When we talk about “digital health” in Nigeria, the conversation often jumps straight to apps and funding rounds. We forget something more basic. Technology only works if someone can stand in the middle and translate between the clinic and the cloud.
I say this as someone who has lived on both sides.
My foundation is public health. I studied Public Health at Adeleke University and later completed a Master’s in Public Health with Distinction at the University of Salford in the United Kingdom. I started out as a public health intern at a teaching hospital in Lagos, working on outreach programmes for young people around sexual health, mental wellbeing and substance use. Those campaigns reached more than 200 residents and increased participation by about 20 per cent when we improved our messaging and logistics.
Today I work in a UK local authority as a Public Health Officer, where my team uses tools like EMIS, Power BI and Excel to track vaccination and cancer screening rates street by street. We have used data to raise MMR vaccination from 87 to 90 per cent and breast screening from 90 to 91 per cent in our borough.
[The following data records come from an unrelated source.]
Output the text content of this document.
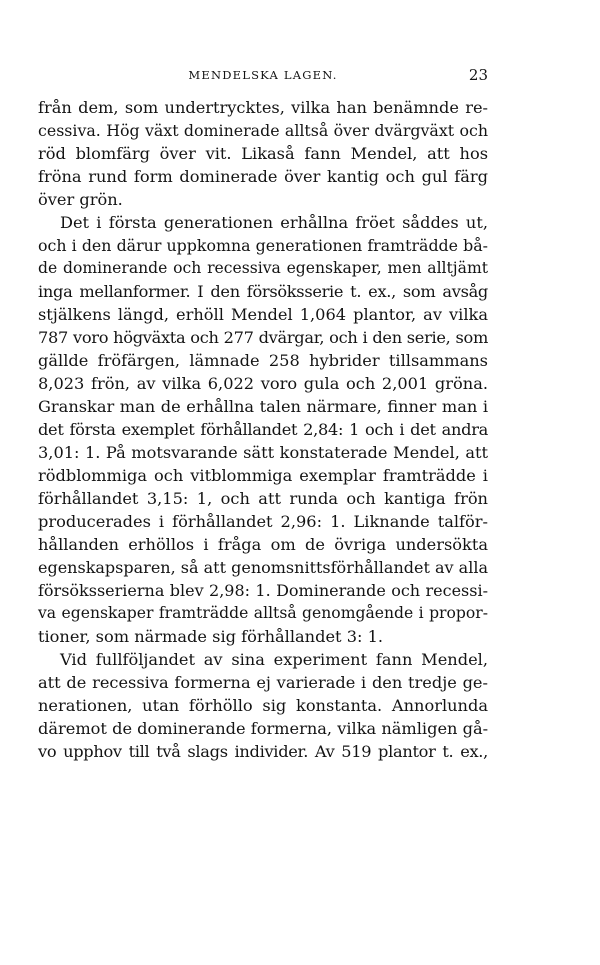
MENDELSKA LAGEN.	23
från dem, som undertrycktes, vilka han benämnde re-
cessiva. Hög växt dominerade alltså över dvärgväxt och
röd blomfärg över vit. Likaså fann Mendel, att hos
fröna rund form dominerade över kantig och gul färg
över grön.
Det i första generationen erhållna fröet såddes ut,
och i den därur uppkomna generationen framträdde bå-
de dominerande och recessiva egenskaper, men alltjämt
inga mellanformer. I den försöksserie t. ex., som avsåg
stjälkens längd, erhöll Mendel 1,064 plantor, av vilka
787 voro högväxta och 277 dvärgar, och i den serie, som
gällde fröfärgen, lämnade 258 hybrider tillsammans
8,023 frön, av vilka 6,022 voro gula och 2,001 gröna.
Granskar man de erhållna talen närmare, finner man i
det första exemplet förhållandet 2,84: 1 och i det andra
3,01: 1. På motsvarande sätt konstaterade Mendel, att
rödblommiga och vitblommiga exemplar framträdde i
förhållandet 3,15: 1, och att runda och kantiga frön
producerades i förhållandet 2,96: 1. Liknande talför-
hållanden erhöllos i fråga om de övriga undersökta
egenskapsparen, så att genomsnittsförhållandet av alla
försöksserierna blev 2,98: 1. Dominerande och recessi-
va egenskaper framträdde alltså genomgående i propor-
tioner, som närmade sig förhållandet 3: 1.
Vid fullföljandet av sina experiment fann Mendel,
att de recessiva formerna ej varierade i den tredje ge-
nerationen, utan förhöllo sig konstanta. Annorlunda
däremot de dominerande formerna, vilka nämligen gå-
vo upphov till två slags individer. Av 519 plantor t. ex.,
In the last two years I have also pivoted into software-as-a-service (SaaS) sales, working with teams that sell cloud-based products to health and public sector organisations. That means I now spend a lot of time in meetings with clinicians, IT leads, procurement officers and founders, explaining why a new tool is worth paying for and how it will actually fit into existing work.
From that vantage point, I see a gap that matters for Nigeria.
On one side we have health workers and public health graduates who understand patients, communities and disease patterns, but who may feel intimidated by tech or commercial language. On the other side we have software founders who can build platforms but may not fully grasp the realities of a primary health centre in Agege or a state hospital in Aba.
We need more people who can speak both languages.
If Nigeria wants to build a real health-tech ecosystem, not just isolated apps, three things should happen.
First, train public health and clinical students in basic digital and commercial skills.
A graduate in public health should be comfortable reading dashboards, questioning data and sitting in a product meeting, not only in a ward round. Universities can add modules on product thinking, SaaS business models and health data standards to existing curricula.
Second, encourage SaaS founders to hire domain experts into sales and customer-success roles.
The most successful deals I have seen in the UK happen when the person in front of the client understands both the pressure of clinic waiting rooms and the logic of subscription pricing. Nigeria’s health-tech startups should recruit nurses, public health officers and hospital managers into commercial roles, not treat them only as “advisers.”
Third, design pilots that prove value in weeks, not years.
Hospitals and ministries are rightly cautious. In my SaaS work I have learned that clear pilots, simple metrics and honest reporting build trust. Nigerian buyers should insist on this discipline, and Nigerian vendors should embrace it.
Nigeria does not lack smart developers or passionate health workers. What we lack are enough translators who can hold both worlds in view and make them work together. My own journey from clinic floors to council dashboards to SaaS sales has convinced me that this middle ground is where real change happens.
If we invest in people who can speak “clinic” and “cloud” at the same time, we will waste less money on the wrong tools and move faster towards a health system that is smart, humane and fit for the future.